Face à cette injustice, j’ai réalisé la mauvaise presse de ce milieu que j’aime tant. J’aime les free parties parce que tout le monde est unique en son genre. En teuf, on peut autant trouver des bobos gauchos que des fachos, et même des personnes apolitiques, des croyants, des non croyants, des chamanes et des mecs de cité. Mais tout ce petit monde se réunissait chaque week-end pour aimer la même musique et pour respecter deux grands principes : l’auto-gestion et le partage, qui sont totalement l’inverse de notre société.

La drogue, la musique, les gens… Marie aime ces nuits clandestines, ce milieu underground si loin de l’éducation classique qu’elle a reçue.

Capture d'écran de l'article "en rave party, seul le présent compte", illustré par une photo de soirée électro sur laquelle on voit des gens de dos, en noir, au milieu des lumières multicolores et des lasers.

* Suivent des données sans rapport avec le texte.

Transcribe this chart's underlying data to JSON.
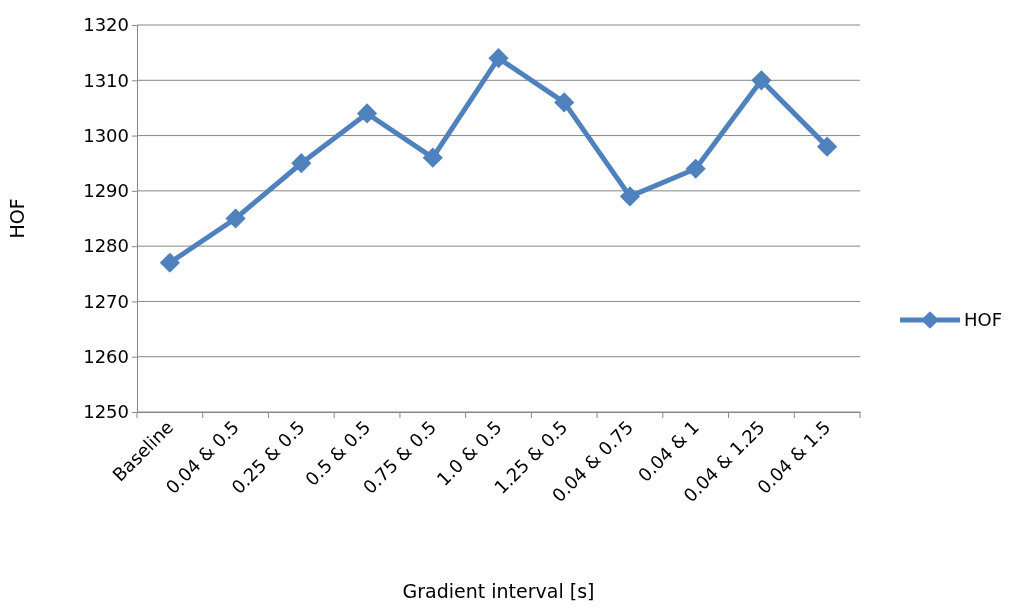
{
  "chart_data": {
    "type": "line",
    "xlabel": "Gradient interval [s]",
    "ylabel": "HOF",
    "categories": [
      "Baseline",
      "0.04 & 0.5",
      "0.25 & 0.5",
      "0.5 & 0.5",
      "0.75 & 0.5",
      "1.0 & 0.5",
      "1.25 & 0.5",
      "0.04 & 0.75",
      "0.04 & 1",
      "0.04 & 1.25",
      "0.04 & 1.5"
    ],
    "series": [
      {
        "name": "HOF",
        "color": "#4f81bd",
        "values": [
          1277,
          1285,
          1295,
          1304,
          1296,
          1314,
          1306,
          1289,
          1294,
          1310,
          1298
        ]
      }
    ],
    "ylim": [
      1250,
      1320
    ],
    "yticks": [
      1250,
      1260,
      1270,
      1280,
      1290,
      1300,
      1310,
      1320
    ],
    "grid": "y",
    "legend": "right",
    "marker": "diamond",
    "line_style": "solid"
  }
}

Depuis très jeune déjà, je ne me sentais pas comme toutes les personnes qui ne pensent qu’à l’argent ou à la réussite professionnelle. J’ai toujours pensé que le bonheur ne passe pas par les biens matériels, mais par l’échange social et l’accomplissement personnel. Ces aventures en free parties m’ont appris que même si tu as juste envie de faire la fête, tu pourras être stigmatisée pour tes fréquentations ou ton style de vie.

Aujourd’hui, en 2021, ça fait plus de trois ans que je n’ai pas mis les pieds dans ces soirées. Pas parce que je n’aime plus ça, mais plutôt parce que je n’ai plus la patience de supporter l’intolérance de l’État face à ce mouvement.